My training consisted of going to the gym every other day and doing two workouts totalling no more than 1 1/2 hours (because that's as long as I'm allowed to leave my kids at the Gold's Gym daycare without paying more. Plus, my kids could only handle being there for about that long.) So the 1 1/2 hours also included transition time. So I would bike for 40 minutes, then run for 35-40 minutes; then the next workout would consist of 30 minute swim and 35-40 minute run. I'd interchange those three times a week, than on Saturday, I'd try to double all my efforts by biking or swimming for an hour and running for an hour early in the morning when my husband didn't have to get up early to go to work.

Since my brother is a workout nut and loves traithlons, I also sought his input. He, of course, thought I should be working out more. But I'm a mother of two, for crying out loud. Wasn't gonna happen. I had to be content with my workouts as they were.

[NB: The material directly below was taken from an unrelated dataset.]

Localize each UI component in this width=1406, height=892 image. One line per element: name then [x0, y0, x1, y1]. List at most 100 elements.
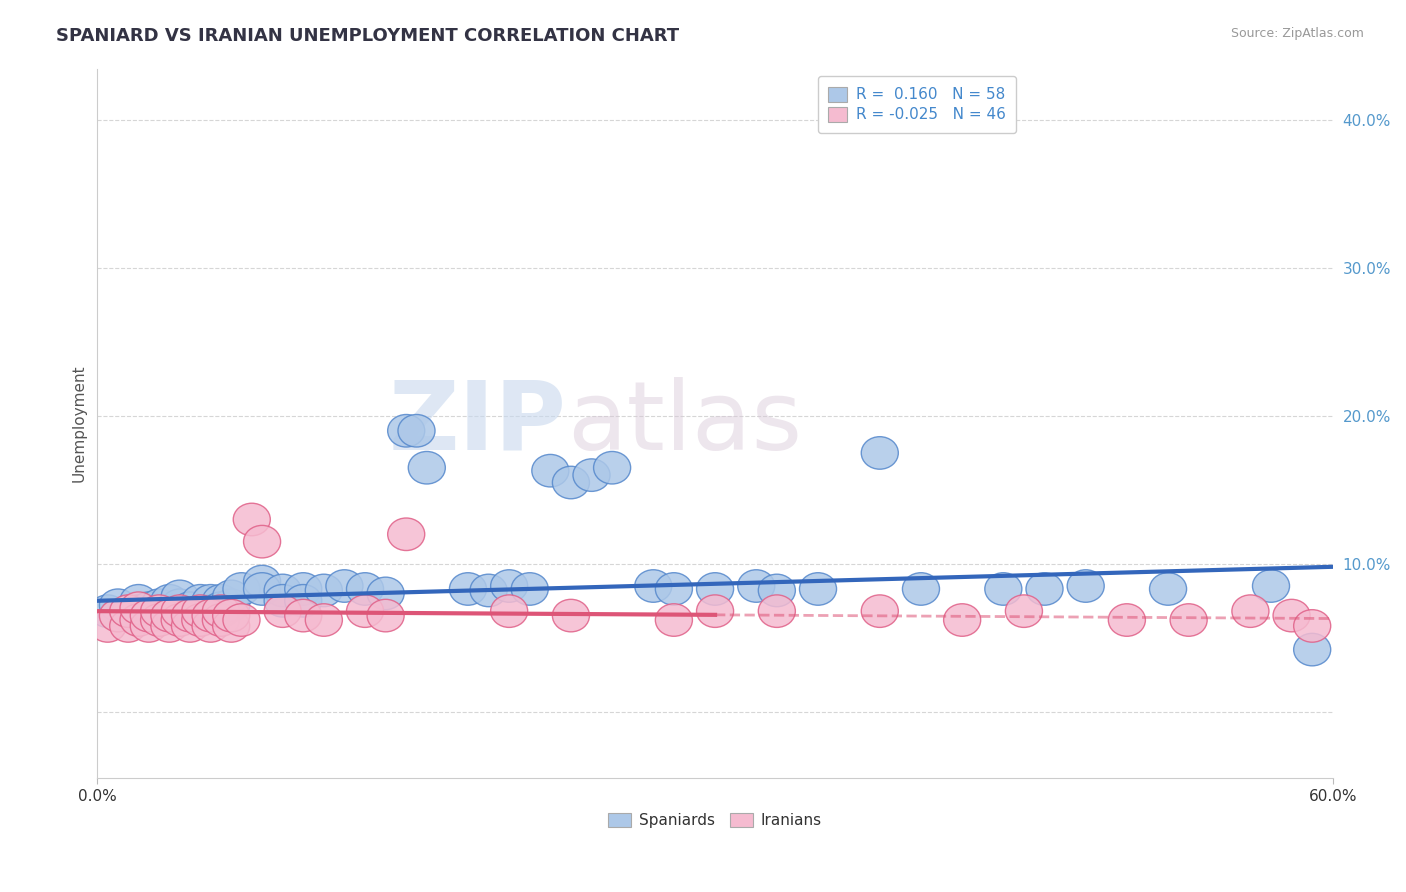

My biking speed was fairly slow, and it was on a bike machine, which does not a real road ride make, as those in the know, know. I went about 13-15 miles per hour. My running started at 6.0 mph and increased to between 7 and 8 mph. My swimming speed stayed fairly steady, taking me about 40 minutes to swim a mile. I found that my favorite was the swimming. What a rush! The feel of the water, the way my muscles felt strong after 20 laps, the joy of floating and realizing that for humans, swimming is what I imagine it would feel like if we were able to fly. Glorious.

Monday, August 22, 2005

Warm-up and Introductions

The triathlon season is over for me, but perhaps it's good to reflect on what I have accomplished and set goals for next season.

It started in December '04 when my weight had reached nearly 170 pounds, more than 40 pounds from my low weight and at least 25 pounds over my goal weight. Enough was enough. So I chose the Christmas season to challenge myself to lose weight. For some reason, the challenge of losing weight during the pie hoovering season seemed like a great idea. My thinking: If I can lose weight now, I can keep the lifestyle change throughout the year. I started by reading a few chapters of the Dr. Phil Weightloss Challenge book. I got bored with the book, but continued with the weight loss.

I started with running. Running is my fall back. It's the thing I do. I know how to run. I started by running 30 minutes five times a week. My husband and I re-enlisted in our Gold's Gym membership pass, only this time we added the daycare option. I tried getting up early in the morning to work out, but then I lost my motivation, so rather than beating myself internally for not getting up early to exercise, I took my two girls (ages 2 and 1) to Gold's Gym for an hour in the afternoon while I worked out. Since I was an athlete in high school, I thought I'd choose the hour between 3 and 4 p.m., just like after school sports, to run on the Gold's Gym treadmill. It also gave me the added benefit of being able to watch Dr. Phil with my headphones on.

Around late February I started thinking about triathlons. I have a brother who does triathlons and loves them. Could I love them too? I'd run a marathon four years prior, and I knew I didn't love them.

Short break while I get my girls some breakfast.